I assume that nobody actually clicked on the link, which doesn't work, or that nobody who did thought it worth mentioning that the terminal ":" must be reattached to the url in order for it to work.
I just loves those "findings" that your congress types stick in front of laws they want to pass. Such a grand flourish they are. I keep waiting for one of them to "find" that the moon is made of green cheese, because surely, if Congress stated that it had so found, then so it would be.
(2) Citizens frequently must use firearms to defend themselves, as evidenced by the following:
(A) Every year, more than 2,400,000 people in the United States use a gun to defend themselves against criminals--or more than 6,500 people a day. This means that, each year, firearms are used 60 times more often to protect the lives of honest citizens than to take lives.
(emphasis added) Heh. I think I can guess where he "found" that one. (Is dumpster diving a recognized method of research?)
(3) Law-abiding citizens, seeking only to provide for their families' defense, are routinely prosecuted for brandishing or using a firearm in self- defense. For example:
(A) In 1986, Don Bennett of Oak Park, Illinois, ...
(B) Ronald Biggs, a resident of Goldsboro, North Carolina, ...
(C) Don Campbell of Port Huron, Michigan, ...
All of them ... charged, as reported in the "findings". I find various references to these poor martyrs on the net -- e.g.
http://www.ncc-1776.com/tle2003/libe222-20030505-06.html -- but I'm not finding anything saying that any of them were
convicted of anything. (see further below) And I'm not grasping what difference this fluffy bit of legislation would make. The fact that one has a right to do something does not mean that every time one moves a muscle one is exercising that right. Having the right to use a firearm in self-defence does not mean that everyone who
claims that his/her use of a firearm was in self-defence actually used the firearm in self-defence. Sheesh.
The legislation doesn't create a new right. And anyone claiming to have exercised it would still have to demonstrate that to be the case.
The proponent (and his fellows on the net) evidently objects to person (A) having been charged "for violating Oak Park's handgun ban". Hmm. Is it suggested that this bit of
federal legislation would override
state legislation in respect of matters within state jurisdiction??

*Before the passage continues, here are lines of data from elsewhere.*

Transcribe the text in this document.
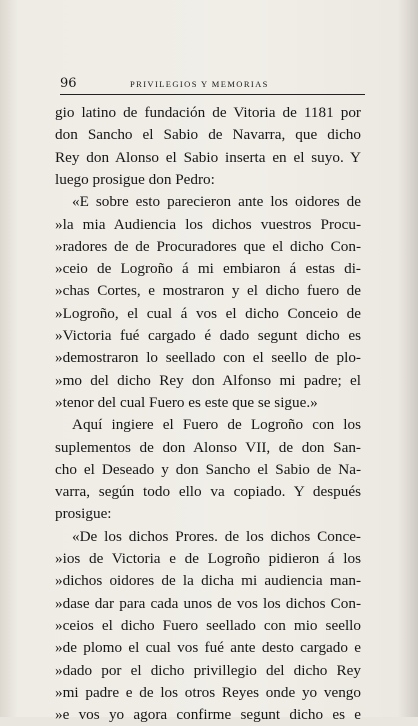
96	PRIVILEGIOS Y MEMORIAS
gio latino de fundación de Vitoria de 1181 por
don Sancho el Sabio de Navarra, que dicho
Rey don Alonso el Sabio inserta en el suyo. Y
luego prosigue don Pedro:
«E sobre esto parecieron ante los oidores de
»la mia Audiencia los dichos vuestros Procu-
»radores de de Procuradores que el dicho Con-
»ceio de Logroño á mi embiaron á estas di-
»chas Cortes, e mostraron y el dicho fuero de
»Logroño, el cual á vos el dicho Conceio de
»Victoria fué cargado é dado segunt dicho es
»demostraron lo seellado con el seello de plo-
»mo del dicho Rey don Alfonso mi padre; el
»tenor del cual Fuero es este que se sigue.»
Aquí ingiere el Fuero de Logroño con los
suplementos de don Alonso VII, de don San-
cho el Deseado y don Sancho el Sabio de Na-
varra, según todo ello va copiado. Y después
prosigue:
«De los dichos Prores. de los dichos Conce-
»ios de Victoria e de Logroño pidieron á los
»dichos oidores de la dicha mi audiencia man-
»dase dar para cada unos de vos los dichos Con-
»ceios el dicho Fuero seellado con mio seello
»de plomo el cual vos fué ante desto cargado e
»dado por el dicho privillegio del dicho Rey
»mi padre e de los otros Reyes onde yo vengo
»e vos yo agora confirme segunt dicho es e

All in all, I just scratch my head again. The function of legislation is not to "reaffirm" rights. The function of a legislature is not to provide a soapbox for someone who wastes its time by introducing screwball bills that purport to "reaffirm" rights. The colour of legitimacy that he has attempted to give this bill is that it purports to create a right of action:
(1) IN GENERAL- A person whose right under subsection (a) is violated in any manner may bring an action in any United States district court against the United States, any State, or any person for damages, injunctive relief, and such other relief as the court deems appropriate.
The right in question is:
(a) REAFFIRMATION OF RIGHT- A person not prohibited from receiving a firearm by Section 922(g) of title 18, United States Code, shall have the right to obtain firearms for security, and to use firearms--
(1) in defense of self or family against a reasonably perceived threat of imminent and unlawful infliction of serious bodily injury;
(2) in defense of self or family in the course of the commission by another person of a violent felony against the person or a member of the person's family; and
(3) in defense of the person's home in the course of the commission of a felony by another person.
But I'll just have to wait for slackmaster, or anybody else, to explain to me exactly what such a rights violation would look like. Because all I'm seeing is a big bag of nonsense and very hot air.
Oh, and then there's that bit I never get. This right that we're "reaffirming" -- how come a person who *is* prohibited from receiving a firearm, as provided, doesn't got it, or doesn't get to exercise it? Does being convicted of some crime or other really strip one of one's right to defend one's self or one's family? So can I just walk up and bop one of those "felons" over the head with a big bat, and s/he will have to turn the other cheek?
What a funny old place it seems to be down there.